Mampir Guyon
--
Oleh: Dahlan Iskan
Kalah cepat. Saya yang berniat ke Kaliwungu, tiba-tiba Kokkang yang muncul di depan pintu. Sabtu sore lalu.
Rupanya tidak hanya saya yang kangen. "Saya juga kangen, Abah," katanya.
Hujan turun dengan lebatnya. Kokkang datang sendirian. Kaliwungu-Mojokerto sekarang memang hanya tiga jam. Lewat tol. Rumah Kokkang di Kaliwungu, dekat Semarang, tidak jauh dari mulut tol.
"Siapa yang jaga ibunda?" tanya saya agak waswas. Kan tidak mungkin ibunda sudah meninggal. Rasanya baru dua hari lalu saya berkomunikasi dengan Kokkang. Tidak ada tanda-tanda ibunya meninggal.
Dua hari lalu? Mungkin tiga hari. Atau empat hari. Saya seperti lupa hari. Istanbul-Singapura-Jakarta-Bandung-Surabaya-Bandung-Surabaya dalam tiga hari membuat saya lupa hari. Hanya Bandung-Surabaya yang terakhir yang pakai kereta api (Turangga Panoramic) –tetap enak meski di malam hari yang gelap.
"Saya minta adik untuk jaga ibu," katanya," kata Kokkang yang punya nama depan Wahyu.
Saya pun lega. Tidak ada masalah dengan ibunya. "Ibu kian baik meski tetap tidak bisa berdiri," ujar Kokkang.
Kami pun bicara soal bukunya yang baru terbit. Kapan terbitnya?
"Ya setelah diulas di Disway. Banyak permintaan. Lalu saya terbitkan dalam bentuk buku digital," katanya. Harganya Rp 50.000 per buku.
"Untuk sebuah buku digital harga Rp 50.000 terlalu mahal," kata saya. "Kan tidak perlu biaya cetak".
Biarlah mahal. Untuk pembaca yang mampu. Tapi, kata saya pada Kokkang, kapan-kapan harus diturunkan setengahnya.
Buku yang ditulis Kokkang itu terlalu baik kalau hanya sedikit yang membaca.

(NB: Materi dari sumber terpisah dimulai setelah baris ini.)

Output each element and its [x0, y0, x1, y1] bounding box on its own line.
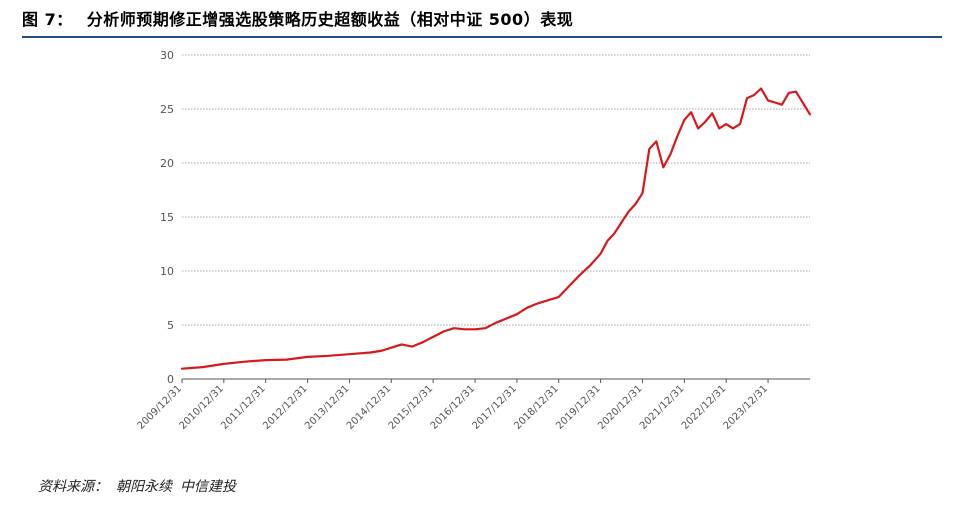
- y-axis-ticks: 0 5 10 15 20 25 30: [160, 49, 174, 386]
- line-chart: 0 5 10 15 20 25 30 2009/12/312010/12/312011/12…: [136, 49, 812, 432]
- y-tick-label: 0: [167, 373, 174, 386]
- title-rule: [22, 36, 942, 38]
- grid-layer: [182, 54, 810, 380]
- source-note: 资料来源： 朝阳永续 中信建投: [38, 476, 236, 496]
- figure-number: 图 7：: [22, 10, 73, 29]
- figure-title-text: 分析师预期修正增强选股策略历史超额收益（相对中证 500）表现: [86, 10, 574, 29]
- y-tick-label: 5: [167, 319, 174, 332]
- figure-title: 图 7： 分析师预期修正增强选股策略历史超额收益（相对中证 500）表现: [22, 6, 573, 34]
- y-tick-label: 20: [160, 157, 174, 170]
- y-tick-label: 10: [160, 265, 174, 278]
- series-layer: [180, 87, 812, 370]
- series-line: [180, 87, 812, 370]
- source-label: 资料来源：: [38, 479, 108, 495]
- y-tick-label: 30: [160, 49, 174, 62]
- source-org: 中信建投: [180, 479, 236, 495]
- source-text: 朝阳永续: [116, 479, 172, 495]
- y-tick-label: 25: [160, 103, 174, 116]
- x-axis-ticks: 2009/12/312010/12/312011/12/312012/12/31…: [136, 379, 771, 432]
- y-tick-label: 15: [160, 211, 174, 224]
- x-tick-label: 2023/12/31: [722, 383, 771, 432]
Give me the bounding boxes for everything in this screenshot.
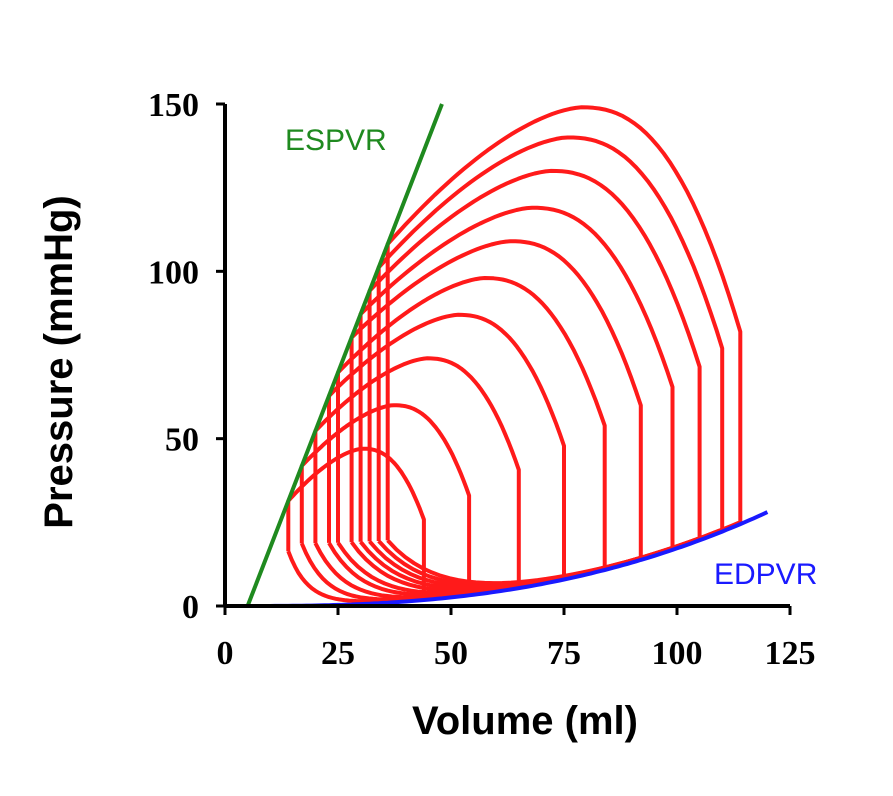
y-tick-label: 0 xyxy=(182,589,199,626)
y-tick-label: 50 xyxy=(165,422,199,459)
edpvr-label: EDPVR xyxy=(714,558,817,591)
pv-loop-2 xyxy=(299,403,472,602)
espvr-line xyxy=(245,103,444,607)
pv-loop-3 xyxy=(313,356,521,600)
axes xyxy=(216,102,792,615)
pv-loop-10 xyxy=(385,105,743,586)
pv-loop-7 xyxy=(358,205,675,591)
x-tick-label: 0 xyxy=(217,635,234,672)
espvr-label: ESPVR xyxy=(285,124,387,157)
pv-loop-1 xyxy=(286,446,426,604)
pv-loop-5 xyxy=(336,276,607,595)
x-tick-label: 25 xyxy=(321,635,355,672)
y-axis-title: Pressure (mmHg) xyxy=(37,195,81,528)
x-tick-label: 100 xyxy=(652,635,703,672)
relation-lines xyxy=(245,103,769,608)
labels: 0 25 50 75 100 125 0 50 100 150 Volume (ml) Pressur… xyxy=(37,87,817,743)
x-tick-label: 75 xyxy=(547,635,581,672)
y-tick-label: 150 xyxy=(148,87,199,124)
x-tick-label: 50 xyxy=(434,635,468,672)
pv-loops xyxy=(286,105,743,604)
pv-loop-4 xyxy=(327,312,566,597)
x-tick-label: 125 xyxy=(765,635,816,672)
y-tick-label: 100 xyxy=(148,254,199,291)
x-axis-title: Volume (ml) xyxy=(412,699,638,743)
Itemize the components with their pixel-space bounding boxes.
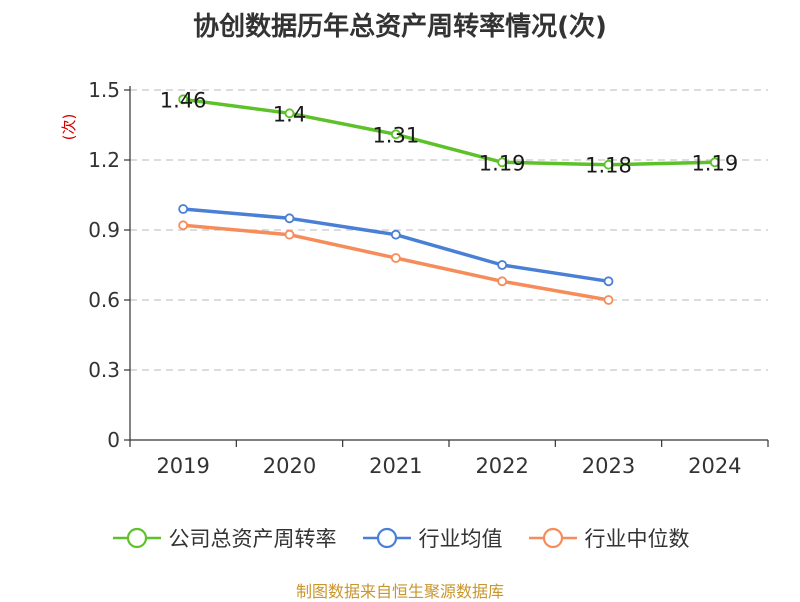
data-point [497, 157, 508, 168]
legend-label: 公司总资产周转率 [168, 527, 337, 551]
axes: 0 0.3 0.6 0.9 1.2 1.5 (次) 2019 2020 2021 2022 2023 2… [60, 78, 769, 478]
y-tick-label: 1.5 [88, 78, 120, 102]
data-label: 1.19 [691, 151, 738, 175]
data-label: 1.46 [160, 88, 207, 112]
data-label: 1.4 [273, 102, 306, 126]
data-point [178, 94, 189, 105]
x-tick-label: 2024 [688, 454, 741, 478]
data-point [390, 229, 401, 240]
legend-item-1[interactable]: 行业均值 [361, 523, 503, 553]
legend-item-2[interactable]: 行业中位数 [527, 523, 690, 553]
x-tick-label: 2020 [263, 454, 316, 478]
gridlines [130, 89, 768, 371]
data-label: 1.18 [585, 154, 632, 178]
chart-title: 协创数据历年总资产周转率情况(次) [193, 12, 607, 42]
y-tick-label: 1.2 [88, 148, 120, 172]
y-tick-label: 0.9 [88, 218, 120, 242]
data-point [497, 276, 508, 287]
data-point [178, 204, 189, 214]
data-point [284, 213, 295, 224]
data-point [709, 157, 720, 168]
legend-label: 行业中位数 [584, 527, 690, 551]
data-point [497, 260, 508, 270]
data-point [390, 253, 401, 263]
legend-swatch [112, 527, 161, 549]
y-tick-label: 0.6 [88, 288, 120, 312]
x-tick-label: 2019 [156, 454, 209, 478]
x-tick-label: 2022 [475, 454, 528, 478]
source-note: 制图数据来自恒生聚源数据库 [295, 582, 504, 601]
x-tick-label: 2023 [582, 454, 635, 478]
x-tick-label: 2021 [369, 454, 422, 478]
y-axis-label: (次) [60, 114, 78, 141]
legend-label: 行业均值 [418, 527, 503, 551]
series-lines [178, 94, 720, 305]
data-point [603, 159, 614, 170]
data-point [284, 108, 295, 119]
y-tick-label: 0 [107, 428, 120, 452]
data-point [390, 129, 401, 140]
legend-swatch [362, 527, 411, 549]
data-point [284, 229, 295, 240]
legend-swatch [528, 527, 577, 549]
data-label: 1.19 [479, 151, 526, 175]
y-tick-label: 0.3 [88, 358, 120, 382]
series-line-0 [182, 97, 715, 167]
data-labels: 1.46 1.4 1.31 1.19 1.18 1.19 [160, 88, 738, 177]
legend-item-0[interactable]: 公司总资产周转率 [111, 523, 337, 553]
data-point [178, 220, 189, 231]
legend: 公司总资产周转率 行业均值 行业中位数 [0, 518, 800, 558]
data-label: 1.31 [372, 123, 419, 147]
data-point [603, 276, 614, 287]
data-point [603, 295, 614, 305]
series-line-1 [183, 207, 609, 284]
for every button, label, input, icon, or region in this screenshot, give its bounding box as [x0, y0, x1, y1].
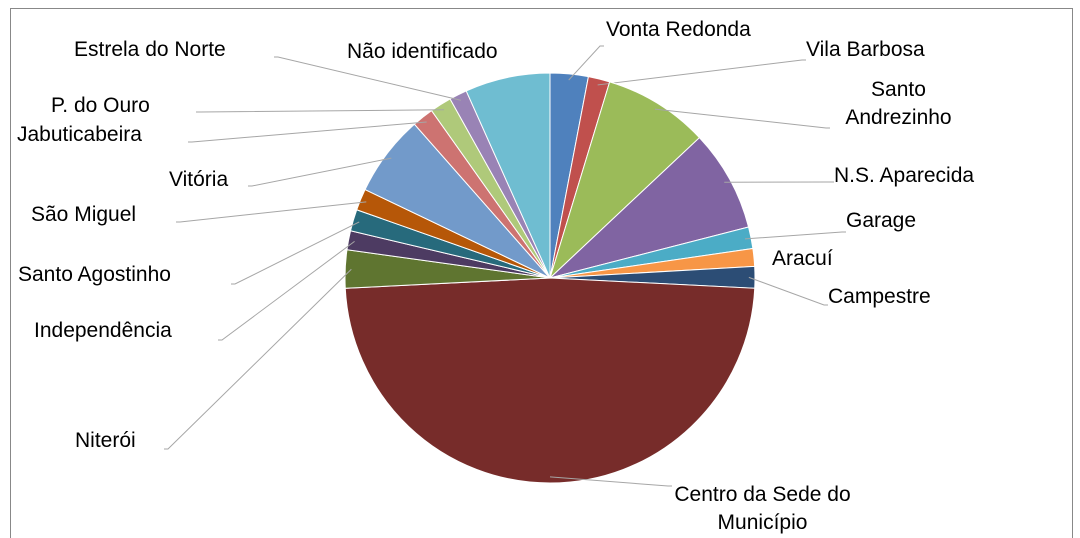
- slice-label: Santo Agostinho: [18, 263, 171, 286]
- slice-label: Independência: [34, 319, 172, 342]
- leader-line: [231, 221, 360, 285]
- leader-line: [597, 59, 806, 86]
- leader-line: [164, 268, 352, 450]
- pie-slice: [465, 72, 551, 279]
- leader-line: [549, 476, 672, 487]
- slice-label: Vitória: [169, 168, 229, 191]
- leader-line: [744, 231, 846, 240]
- slice-label: Vonta Redonda: [606, 18, 751, 41]
- slice-label: Niterói: [75, 429, 136, 452]
- leader-line: [748, 276, 828, 306]
- leader-line: [176, 201, 367, 223]
- pie-slice: [549, 136, 750, 279]
- slice-label: Aracuí: [772, 247, 833, 270]
- slice-label: N.S. Aparecida: [834, 164, 975, 187]
- pie-slice: [548, 81, 701, 280]
- slice-label: Centro da Sede do Município: [674, 483, 851, 534]
- leader-line: [196, 109, 444, 113]
- leader-line: [218, 240, 355, 341]
- pie-slice: [344, 277, 756, 484]
- slice-label: P. do Ouro: [51, 94, 150, 117]
- leader-line: [568, 45, 604, 81]
- slice-label: Garage: [846, 209, 917, 232]
- slice-label: São Miguel: [31, 203, 137, 226]
- slice-label: Não identificado: [347, 40, 498, 63]
- leader-line: [274, 56, 461, 101]
- slice-label: Santo Andrezinho: [845, 78, 952, 129]
- leader-line: [248, 157, 392, 187]
- leader-line: [654, 108, 830, 129]
- slice-label: Estrela do Norte: [74, 38, 226, 61]
- slice-label: Jabuticabeira: [17, 123, 142, 146]
- slice-label: Campestre: [828, 285, 931, 308]
- leader-line: [188, 121, 427, 143]
- slice-label: Vila Barbosa: [806, 38, 925, 61]
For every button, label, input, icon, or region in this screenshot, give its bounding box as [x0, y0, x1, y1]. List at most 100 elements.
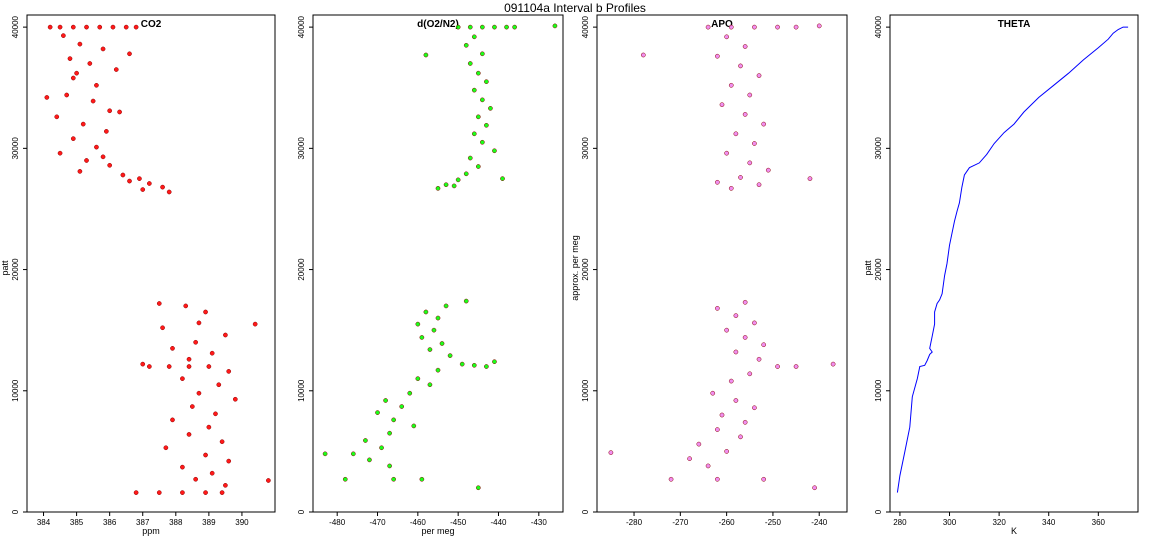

Saya berkepentingan kian banyak yang bisa membaca buku itu. Sangat menyentuh: seorang kartunis seperti Kokkang merawat ibunya yang sudah berumur 80 tahun dengan sepenuh hati. Padahal ibunya sudah mulai pikun. Tidak bisa berdiri. Penglihatan turun. Pun pendengarannyi.